Having spent nearly 246 pages and a vicarious 6 months in Afghanistan with the author, however, my greatest delight was to discover that his post-war reflections transcended into poetry. And not just the poetry of the ages, but his own.

I should have been tipped off, of course, by book's title, which is rooted in Anglo-Afghan history and the poetry of Rudyard Kipling. The memoir title alludes to Kipling's 1895 poem, "Young British Soldier." During one battle, Alexander writes: "I am surprised to hear a lance corporal quoting Shakespeare: 'Full of sound and fury, signifying nothing' […] I reply that Kipling would be more appropriate, reciting 'When you're wounded and left on Afghanistan's plains' […]"

(Personal note: British reservists, apparently, quote Shakepeare and Kipling. In my own experience, deployed U.S. citizen-soldiers are more apt to quote movies, such as 1993's "Tombstone.")

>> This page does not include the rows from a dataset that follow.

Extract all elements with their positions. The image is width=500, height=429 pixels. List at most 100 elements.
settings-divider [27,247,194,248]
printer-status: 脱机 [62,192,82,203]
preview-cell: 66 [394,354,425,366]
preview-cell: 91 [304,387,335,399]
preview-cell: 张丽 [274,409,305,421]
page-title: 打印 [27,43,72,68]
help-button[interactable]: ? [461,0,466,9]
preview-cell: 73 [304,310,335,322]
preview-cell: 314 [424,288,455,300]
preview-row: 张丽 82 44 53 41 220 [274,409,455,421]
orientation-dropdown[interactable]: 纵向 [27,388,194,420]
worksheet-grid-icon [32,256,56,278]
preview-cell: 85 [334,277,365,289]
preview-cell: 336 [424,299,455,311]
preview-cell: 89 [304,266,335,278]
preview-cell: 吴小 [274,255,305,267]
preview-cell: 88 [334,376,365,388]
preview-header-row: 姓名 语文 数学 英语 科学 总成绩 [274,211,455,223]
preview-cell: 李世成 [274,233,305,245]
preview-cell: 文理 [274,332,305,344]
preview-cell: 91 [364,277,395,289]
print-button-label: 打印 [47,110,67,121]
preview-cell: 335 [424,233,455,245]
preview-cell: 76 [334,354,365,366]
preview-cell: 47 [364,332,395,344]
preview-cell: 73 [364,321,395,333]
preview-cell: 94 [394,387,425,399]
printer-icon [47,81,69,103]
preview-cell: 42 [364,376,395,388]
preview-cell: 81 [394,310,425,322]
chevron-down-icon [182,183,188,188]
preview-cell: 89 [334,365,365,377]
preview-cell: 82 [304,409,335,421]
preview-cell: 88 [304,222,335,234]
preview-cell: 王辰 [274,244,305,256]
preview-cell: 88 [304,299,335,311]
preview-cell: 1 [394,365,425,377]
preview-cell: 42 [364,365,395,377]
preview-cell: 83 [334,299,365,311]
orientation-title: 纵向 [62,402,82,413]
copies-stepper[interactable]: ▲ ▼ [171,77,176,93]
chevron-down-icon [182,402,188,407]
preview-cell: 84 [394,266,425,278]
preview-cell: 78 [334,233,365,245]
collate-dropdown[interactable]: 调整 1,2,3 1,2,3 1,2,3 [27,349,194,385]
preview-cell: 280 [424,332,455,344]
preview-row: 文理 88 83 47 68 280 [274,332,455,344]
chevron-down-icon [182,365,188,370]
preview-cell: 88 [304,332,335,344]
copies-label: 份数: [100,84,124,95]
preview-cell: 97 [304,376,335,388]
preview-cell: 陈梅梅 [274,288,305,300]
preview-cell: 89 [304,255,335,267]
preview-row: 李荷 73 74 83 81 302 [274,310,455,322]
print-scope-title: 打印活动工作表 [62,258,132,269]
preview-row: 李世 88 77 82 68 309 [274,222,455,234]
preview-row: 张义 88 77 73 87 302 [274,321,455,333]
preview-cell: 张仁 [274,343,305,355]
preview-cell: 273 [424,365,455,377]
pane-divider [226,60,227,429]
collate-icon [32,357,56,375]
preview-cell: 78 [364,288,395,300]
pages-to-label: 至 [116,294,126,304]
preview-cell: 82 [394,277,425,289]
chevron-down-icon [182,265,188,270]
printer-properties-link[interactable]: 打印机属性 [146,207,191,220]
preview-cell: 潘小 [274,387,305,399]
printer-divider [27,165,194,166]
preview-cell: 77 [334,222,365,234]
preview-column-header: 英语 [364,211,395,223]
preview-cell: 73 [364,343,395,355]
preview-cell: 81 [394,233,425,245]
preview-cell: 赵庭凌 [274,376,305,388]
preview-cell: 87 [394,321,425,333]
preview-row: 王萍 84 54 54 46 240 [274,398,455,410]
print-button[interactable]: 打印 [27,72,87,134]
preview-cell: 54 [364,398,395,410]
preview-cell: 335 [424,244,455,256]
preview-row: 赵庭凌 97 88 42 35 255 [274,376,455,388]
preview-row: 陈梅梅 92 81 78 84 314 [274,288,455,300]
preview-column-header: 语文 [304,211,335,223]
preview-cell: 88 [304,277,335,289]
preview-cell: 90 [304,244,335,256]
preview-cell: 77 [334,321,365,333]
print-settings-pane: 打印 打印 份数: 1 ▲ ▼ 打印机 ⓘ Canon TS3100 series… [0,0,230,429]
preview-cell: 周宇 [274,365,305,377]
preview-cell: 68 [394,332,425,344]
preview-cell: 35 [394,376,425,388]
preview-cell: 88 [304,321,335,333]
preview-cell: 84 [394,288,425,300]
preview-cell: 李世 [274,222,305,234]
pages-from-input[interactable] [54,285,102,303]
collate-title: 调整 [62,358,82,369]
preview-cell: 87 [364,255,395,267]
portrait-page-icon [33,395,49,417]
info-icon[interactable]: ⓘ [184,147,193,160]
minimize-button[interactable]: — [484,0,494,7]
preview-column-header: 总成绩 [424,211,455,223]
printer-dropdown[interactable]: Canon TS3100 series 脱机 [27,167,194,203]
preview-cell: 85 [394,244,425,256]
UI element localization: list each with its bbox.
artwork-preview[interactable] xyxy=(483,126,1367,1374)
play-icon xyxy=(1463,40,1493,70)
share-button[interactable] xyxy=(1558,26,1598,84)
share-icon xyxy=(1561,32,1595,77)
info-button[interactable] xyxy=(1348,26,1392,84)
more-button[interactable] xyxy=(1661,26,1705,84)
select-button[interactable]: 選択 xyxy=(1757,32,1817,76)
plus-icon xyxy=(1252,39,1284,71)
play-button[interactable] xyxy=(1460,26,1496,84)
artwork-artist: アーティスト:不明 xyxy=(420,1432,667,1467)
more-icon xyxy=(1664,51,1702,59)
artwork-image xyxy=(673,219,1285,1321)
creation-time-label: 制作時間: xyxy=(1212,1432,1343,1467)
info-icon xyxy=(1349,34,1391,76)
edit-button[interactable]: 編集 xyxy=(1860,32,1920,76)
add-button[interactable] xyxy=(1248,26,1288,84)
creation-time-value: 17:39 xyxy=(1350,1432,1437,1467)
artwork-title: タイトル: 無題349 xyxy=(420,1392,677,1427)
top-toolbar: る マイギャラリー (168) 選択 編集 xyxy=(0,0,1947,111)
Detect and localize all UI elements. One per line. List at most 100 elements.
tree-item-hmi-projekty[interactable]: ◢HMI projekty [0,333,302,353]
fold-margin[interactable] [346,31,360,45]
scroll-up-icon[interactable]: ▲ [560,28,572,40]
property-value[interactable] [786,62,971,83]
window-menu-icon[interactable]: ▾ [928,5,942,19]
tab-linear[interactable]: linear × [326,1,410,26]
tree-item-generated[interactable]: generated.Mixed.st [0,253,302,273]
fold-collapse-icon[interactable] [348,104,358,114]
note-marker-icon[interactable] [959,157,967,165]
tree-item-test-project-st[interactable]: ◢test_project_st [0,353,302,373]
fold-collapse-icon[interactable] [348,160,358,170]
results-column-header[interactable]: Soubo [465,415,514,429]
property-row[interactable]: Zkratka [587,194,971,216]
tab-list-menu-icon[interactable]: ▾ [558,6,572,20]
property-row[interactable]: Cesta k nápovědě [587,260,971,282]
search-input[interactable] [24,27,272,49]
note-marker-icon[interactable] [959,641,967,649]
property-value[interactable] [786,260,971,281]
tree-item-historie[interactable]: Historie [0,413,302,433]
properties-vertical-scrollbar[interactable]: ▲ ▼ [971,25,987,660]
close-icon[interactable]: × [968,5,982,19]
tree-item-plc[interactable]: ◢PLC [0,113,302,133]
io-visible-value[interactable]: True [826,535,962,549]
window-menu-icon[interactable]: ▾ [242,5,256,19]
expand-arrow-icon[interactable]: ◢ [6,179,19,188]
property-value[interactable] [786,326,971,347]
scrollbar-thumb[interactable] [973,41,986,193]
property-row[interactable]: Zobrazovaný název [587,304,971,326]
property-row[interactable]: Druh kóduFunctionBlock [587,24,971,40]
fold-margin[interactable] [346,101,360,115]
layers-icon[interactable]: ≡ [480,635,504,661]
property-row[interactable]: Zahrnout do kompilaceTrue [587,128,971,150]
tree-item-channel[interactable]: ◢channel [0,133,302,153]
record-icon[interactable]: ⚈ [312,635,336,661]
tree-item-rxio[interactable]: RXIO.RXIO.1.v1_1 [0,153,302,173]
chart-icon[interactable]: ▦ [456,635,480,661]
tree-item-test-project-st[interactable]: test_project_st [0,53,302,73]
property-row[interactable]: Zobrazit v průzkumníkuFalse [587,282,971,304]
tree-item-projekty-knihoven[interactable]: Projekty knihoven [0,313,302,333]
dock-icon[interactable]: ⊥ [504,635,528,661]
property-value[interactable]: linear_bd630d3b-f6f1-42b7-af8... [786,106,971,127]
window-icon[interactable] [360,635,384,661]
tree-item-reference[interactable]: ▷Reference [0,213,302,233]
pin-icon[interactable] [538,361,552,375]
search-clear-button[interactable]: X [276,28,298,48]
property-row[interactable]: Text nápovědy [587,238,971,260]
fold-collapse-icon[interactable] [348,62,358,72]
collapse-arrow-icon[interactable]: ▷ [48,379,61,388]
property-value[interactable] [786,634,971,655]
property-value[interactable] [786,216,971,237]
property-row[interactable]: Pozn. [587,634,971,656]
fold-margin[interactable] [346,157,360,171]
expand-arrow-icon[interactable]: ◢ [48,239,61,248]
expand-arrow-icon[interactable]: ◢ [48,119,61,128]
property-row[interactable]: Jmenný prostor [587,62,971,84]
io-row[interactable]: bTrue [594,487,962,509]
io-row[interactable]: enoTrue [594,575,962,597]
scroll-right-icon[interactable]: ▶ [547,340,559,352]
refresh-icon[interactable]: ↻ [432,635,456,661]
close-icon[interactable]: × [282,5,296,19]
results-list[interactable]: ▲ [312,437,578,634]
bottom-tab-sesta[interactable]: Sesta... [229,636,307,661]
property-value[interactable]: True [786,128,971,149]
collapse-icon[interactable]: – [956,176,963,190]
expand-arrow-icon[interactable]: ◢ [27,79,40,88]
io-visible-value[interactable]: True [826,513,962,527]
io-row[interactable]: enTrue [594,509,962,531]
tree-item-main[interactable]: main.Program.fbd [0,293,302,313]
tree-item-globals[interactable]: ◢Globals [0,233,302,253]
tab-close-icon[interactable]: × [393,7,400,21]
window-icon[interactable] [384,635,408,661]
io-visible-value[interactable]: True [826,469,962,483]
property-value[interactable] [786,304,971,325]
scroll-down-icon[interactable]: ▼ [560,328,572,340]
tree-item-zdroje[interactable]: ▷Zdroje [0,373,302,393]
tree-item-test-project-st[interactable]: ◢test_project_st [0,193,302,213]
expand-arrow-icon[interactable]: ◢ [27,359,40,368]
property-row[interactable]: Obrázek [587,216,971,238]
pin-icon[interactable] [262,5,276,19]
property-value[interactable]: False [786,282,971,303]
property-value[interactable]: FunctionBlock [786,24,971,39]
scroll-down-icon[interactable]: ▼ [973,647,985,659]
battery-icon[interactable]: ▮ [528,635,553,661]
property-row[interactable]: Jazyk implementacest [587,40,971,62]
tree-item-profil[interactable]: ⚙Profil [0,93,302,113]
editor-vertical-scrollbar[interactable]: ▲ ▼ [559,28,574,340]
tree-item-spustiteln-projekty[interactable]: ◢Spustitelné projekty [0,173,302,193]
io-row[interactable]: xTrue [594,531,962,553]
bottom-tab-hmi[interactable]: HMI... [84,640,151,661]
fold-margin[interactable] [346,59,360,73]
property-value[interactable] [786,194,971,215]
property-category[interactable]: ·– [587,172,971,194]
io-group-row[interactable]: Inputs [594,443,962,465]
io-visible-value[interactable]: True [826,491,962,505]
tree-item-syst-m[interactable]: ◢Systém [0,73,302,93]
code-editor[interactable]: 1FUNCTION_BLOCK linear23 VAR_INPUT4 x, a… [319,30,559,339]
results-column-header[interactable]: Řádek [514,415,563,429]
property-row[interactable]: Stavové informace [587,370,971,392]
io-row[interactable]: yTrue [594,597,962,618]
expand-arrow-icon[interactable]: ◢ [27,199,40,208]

Later, I realized that I'd first encountered Alexander's words in "Heroes: 100 Poems from the New Generation of War Poets," a 2011 anthology I frequently recommend to writers and readers of modern war poetry. In the last chapters of his memoir, Alexander tells of how and why he started to write poetry, and places a few of his published works into further context. "Writing the poem ['Care Under Fire'] proves cathartic," Alexander writes in his memoir, "and I feel that it has helped exorcise some of the demons that stayed behind to fight a rear-guard action following my time with the psych."

On social media and elsewhere, he calls the "Care Under Fire" poem the seed that grew first into an essay, called "Raid on Mazdurak," and subsequently into his book-length memoir. The poem ends with this stanza:
In camp, a debrief, rifle cleaned, med kit replenished and scoff
Minimise in force—can’t phone home; even if I could, what would I say?
Sleep comes hard, tears are shed, images of the wounded on my mind
A prayer for the boys on patrol tomorrow and the ones that are left behind
In summary: "On Afghanistan's Plains" delivers much-needed new perspective, context, and salve for the modern soldier's soul. I highly recommend.

*****


"On Afghanistan's Plains" is available in print and e-reader formats, including paperback and Amazon Kindle.

06 July 2016

'As You Were' Journal Re-opens to Poetry Submissions

Editors at the literary journal "As You Were," published by the 501(c)3 non-profit organization Military Experience & the Arts, have opened the window for submitting poetry until Sept. 1, 2016. Submissions will be considered for the journal's upcoming fifth issue, to be published FREE on-line in November 2016.

Windows for fiction, non-fiction, and visual arts submissions may also soon be reopened, as editors continue to work through a backlog of accepted work.

According to website page describing the organization's publishing history and philosophy:
Our title ["As You Were"] also connotes a hearkening back, an exploration of the self and the past. We’re interested in those words and works of art that are brave enough to cut through rank and time, presenting military experience honestly, free of the white-washing that can appear in today’s war literature and art. We’ve published numerous volumes since 2011, providing each contributor–regardless of whether that contributor has published 25 words or 25 books–with some form of one-on-one consultation if they wanted it.
As previously reviewed on the Red Bull Rising blog, the journal "As You Were" uniquely packages its submissions process as something akin to a virtual writing workshop. Unlike the thumbs-up-or-down approach of other journals, writers of all experience levels may engage in multiple drafts with peer editors and readers, while preparing pieces for publication. Regardless of whether a piece is accepted after one edit or many, however, the objective, however, is always the same: Help writers find new ways to document and communicate the military experience.

Military service members, veterans, and family members can submit from one to three poems here. Poems must be previously unpublished, either in print or on-line, although they may be simultaneously submitted to other journals.

Disclosure: The writer of the Red Bull Rising blog is also the poetry editor of "As You Were" literary journal.